I challenge anyone who is reading this post to find someone who really gets on their nerves or is the outcast of the rest of the people you are near. This can be a student, a colleague, or even a neighbor. Look at the behaviors that drive you crazy and decide that you are going to look past that to find out the inside person. Begin with making some personal contact and act like you just met this person for the first time. Ask them questions about their personal interests. Maybe you will have something in common or maybe they will just appreciate you taking an interest in them. Look for something positive in this person. I’m not saying you have to be this person’s best friend or love them for life, but just find one good thing about them and try to focus on that when you are near them. It will rub off on them and maybe others too. You never know where this adventure will lead you!

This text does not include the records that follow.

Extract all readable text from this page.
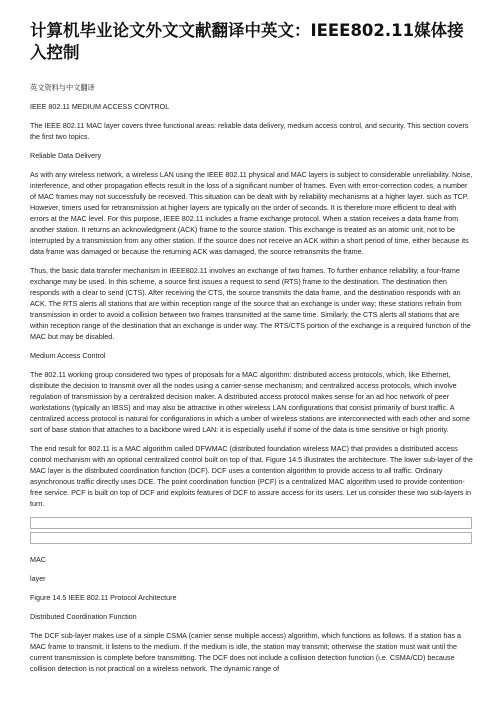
计算机毕业论文外文文献翻译中英文：IEEE802.11媒体接入控制

英文资料与中文翻译

IEEE 802.11 MEDIUM ACCESS CONTROL

The IEEE 802.11 MAC layer covers three functional areas: reliable data delivery, medium access control, and security. This section covers the first two topics.

Reliable Data Delivery

As with any wireless network, a wireless LAN using the IEEE 802.11 physical and MAC layers is subject to considerable unreliability. Noise, interference, and other propagation effects result in the loss of a significant number of frames. Even with error-correction codes, a number of MAC frames may not successfully be received. This situation can be dealt with by reliability mechanisms at a higher layer. such as TCP. However, timers used for retransmission at higher layers are typically on the order of seconds. It is therefore more efficient to deal with errors at the MAC level. For this purpose, IEEE 802.11 includes a frame exchange protocol. When a station receives a data frame from another station. It returns an acknowledgment (ACK) frame to the source station. This exchange is treated as an atomic unit, not to be interrupted by a transmission from any other station. If the source does not receive an ACK within a short period of time, either because its data frame was damaged or because the returning ACK was damaged, the source retransmits the frame.

Thus, the basic data transfer mechanism in IEEE802.11 involves an exchange of two frames. To further enhance reliability, a four-frame exchange may be used. In this scheme, a source first issues a request to send (RTS) frame to the destination. The destination then responds with a clear to send (CTS). After receiving the CTS, the source transmits the data frame, and the destination responds with an ACK. The RTS alerts all stations that are within reception range of the source that an exchange is under way; these stations refrain from transmission in order to avoid a collision between two frames transmitted at the same time. Similarly, the CTS alerts all stations that are within reception range of the destination that an exchange is under way. The RTS/CTS portion of the exchange is a required function of the MAC but may be disabled.

Medium Access Control

The 802.11 working group considered two types of proposals for a MAC algorithm: distributed access protocols, which, like Ethernet, distribute the decision to transmit over all the nodes using a carrier-sense mechanism; and centralized access protocols, which involve regulation of transmission by a centralized decision maker. A distributed access protocol makes sense for an ad hoc network of peer workstations (typically an IBSS) and may also be attractive in other wireless LAN configurations that consist primarily of burst traffic. A centralized access protocol is natural for configurations in which a umber of wireless stations are interconnected with each other and some sort of base station that attaches to a backbone wired LAN: it is especially useful if some of the data is time sensitive or high priority.

The end result for 802.11 is a MAC algorithm called DFWMAC (distributed foundation wireless MAC) that provides a distributed access control mechanism with an optional centralized control built on top of that. Figure 14.5 illustrates the architecture. The lower sub-layer of the MAC layer is the distributed coordination function (DCF). DCF uses a contention algorithm to provide access to all traffic. Ordinary asynchronous traffic directly uses DCE. The point coordination function (PCF) is a centralized MAC algorithm used to provide contention-free service. PCF is built on top of DCF and exploits features of DCF to assure access for its users. Let us consider these two sub-layers in turn.

MAC

layer

Figure 14.5 IEEE 802.11 Protocol Architecture

Distributed Coordination Function

The DCF sub-layer makes use of a simple CSMA (carrier sense multiple access) algorithm, which functions as follows. If a station has a MAC frame to transmit, it listens to the medium. If the medium is idle, the station may transmit; otherwise the station must wait until the current transmission is complete before transmitting. The DCF does not include a collision detection function (i.e. CSMA/CD) because collision detection is not practical on a wireless network. The dynamic range of
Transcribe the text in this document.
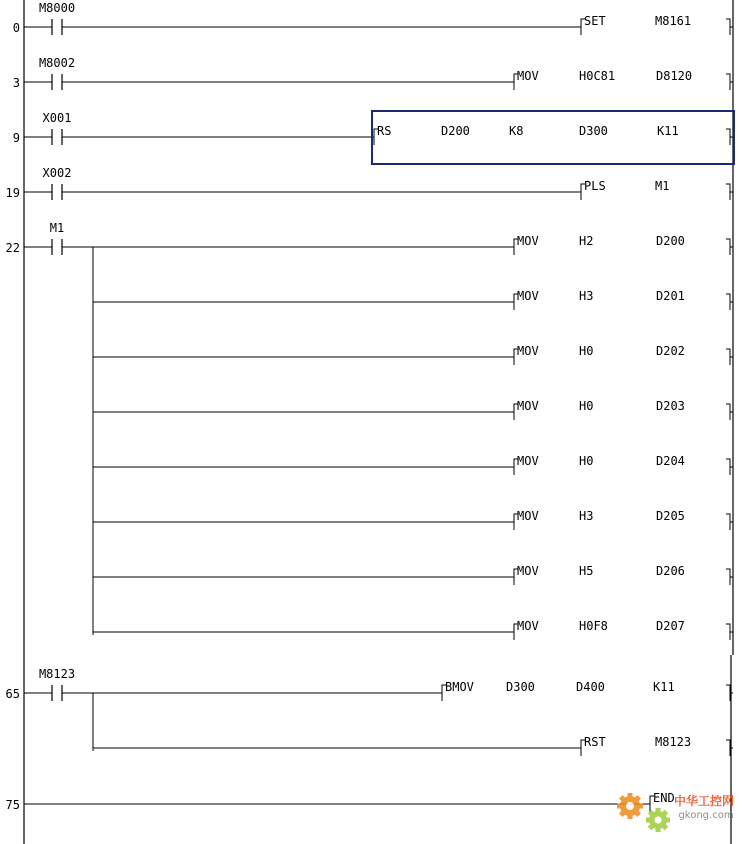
0
M8000
SET	M8161
3
M8002
MOV	H0C81	D8120
9
X001
RS	D200	K8	D300	K11
19
X002
PLS	M1
22
M1
MOV	H2	D200
MOV	H3	D201
MOV	H0	D202
MOV	H0	D203
MOV	H0	D204
MOV	H3	D205
MOV	H5	D206
MOV	H0F8	D207
65
M8123
BMOV	D300	D400	K11
RST	M8123
75	END 中华工控网
gkong.com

Original image: 'Unexpected Tenderness' Tim Williams


TJ Shay said...


These are beautiful stories and I am glad that something in my post encouraged you to share them with the world! I could always feel you were an incredibly gifted educator, now I know for sure!

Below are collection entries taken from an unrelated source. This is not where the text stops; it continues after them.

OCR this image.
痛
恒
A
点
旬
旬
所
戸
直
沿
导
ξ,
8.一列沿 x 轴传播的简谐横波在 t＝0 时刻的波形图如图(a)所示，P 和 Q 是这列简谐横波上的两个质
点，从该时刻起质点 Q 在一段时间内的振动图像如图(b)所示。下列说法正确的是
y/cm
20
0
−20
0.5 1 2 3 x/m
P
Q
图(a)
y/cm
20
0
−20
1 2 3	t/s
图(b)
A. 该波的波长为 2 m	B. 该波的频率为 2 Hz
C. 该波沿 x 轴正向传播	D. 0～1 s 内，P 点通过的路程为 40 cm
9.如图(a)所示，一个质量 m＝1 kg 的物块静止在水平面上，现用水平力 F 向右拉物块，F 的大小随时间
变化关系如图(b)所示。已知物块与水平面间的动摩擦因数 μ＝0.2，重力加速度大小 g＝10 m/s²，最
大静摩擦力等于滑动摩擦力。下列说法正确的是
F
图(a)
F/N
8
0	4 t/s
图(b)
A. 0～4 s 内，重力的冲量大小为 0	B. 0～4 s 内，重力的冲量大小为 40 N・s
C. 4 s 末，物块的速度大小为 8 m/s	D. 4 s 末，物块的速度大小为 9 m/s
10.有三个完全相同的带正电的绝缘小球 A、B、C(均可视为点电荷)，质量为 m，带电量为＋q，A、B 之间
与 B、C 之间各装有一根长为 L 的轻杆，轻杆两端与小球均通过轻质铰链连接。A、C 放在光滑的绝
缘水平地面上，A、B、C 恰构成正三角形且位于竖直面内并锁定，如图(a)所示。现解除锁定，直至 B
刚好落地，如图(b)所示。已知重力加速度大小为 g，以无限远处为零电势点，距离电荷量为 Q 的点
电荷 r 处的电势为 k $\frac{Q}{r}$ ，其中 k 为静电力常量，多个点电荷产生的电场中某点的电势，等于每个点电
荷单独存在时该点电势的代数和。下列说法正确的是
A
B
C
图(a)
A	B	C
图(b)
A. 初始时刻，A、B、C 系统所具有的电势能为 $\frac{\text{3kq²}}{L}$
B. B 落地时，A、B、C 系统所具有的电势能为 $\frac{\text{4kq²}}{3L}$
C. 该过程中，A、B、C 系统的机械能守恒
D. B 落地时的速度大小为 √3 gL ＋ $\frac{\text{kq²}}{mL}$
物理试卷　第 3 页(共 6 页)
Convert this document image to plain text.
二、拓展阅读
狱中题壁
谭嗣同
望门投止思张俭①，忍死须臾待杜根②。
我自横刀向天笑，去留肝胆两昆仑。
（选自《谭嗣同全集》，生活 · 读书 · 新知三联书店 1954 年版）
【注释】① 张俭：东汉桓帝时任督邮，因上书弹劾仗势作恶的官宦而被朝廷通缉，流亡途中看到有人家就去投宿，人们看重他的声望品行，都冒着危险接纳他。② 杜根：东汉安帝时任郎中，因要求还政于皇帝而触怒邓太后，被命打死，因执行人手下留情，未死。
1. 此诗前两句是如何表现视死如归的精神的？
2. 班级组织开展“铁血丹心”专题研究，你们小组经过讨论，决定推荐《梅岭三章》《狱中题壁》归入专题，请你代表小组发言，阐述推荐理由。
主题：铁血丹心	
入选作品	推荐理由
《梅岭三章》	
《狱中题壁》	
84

One thing you mention made me think of something I should have added to my post.... Sometimes, knowing what the kid is dealing with at home can help you UNDERSTAND where they are coming from. You will notice I put the word understand in all caps to make sure readers did not think I said make excuses for, but understand. If you know what a kid is dealing with (like parents who aren't showing up for their activities or don't have good relationships) you can see when behavior comes from and then make adjustments that allow the kid to feel their feelings, but act more appropriately. I can tell from your writing that you feel the same way about that.

loonyhiker said...

TJ Shay: Thanks for adding your comment. You are so right about how understanding is not the same as making excuses for. Unfortunately I have met many other teachers who did not agree with me and of course they are the ones that had the most problems with my students.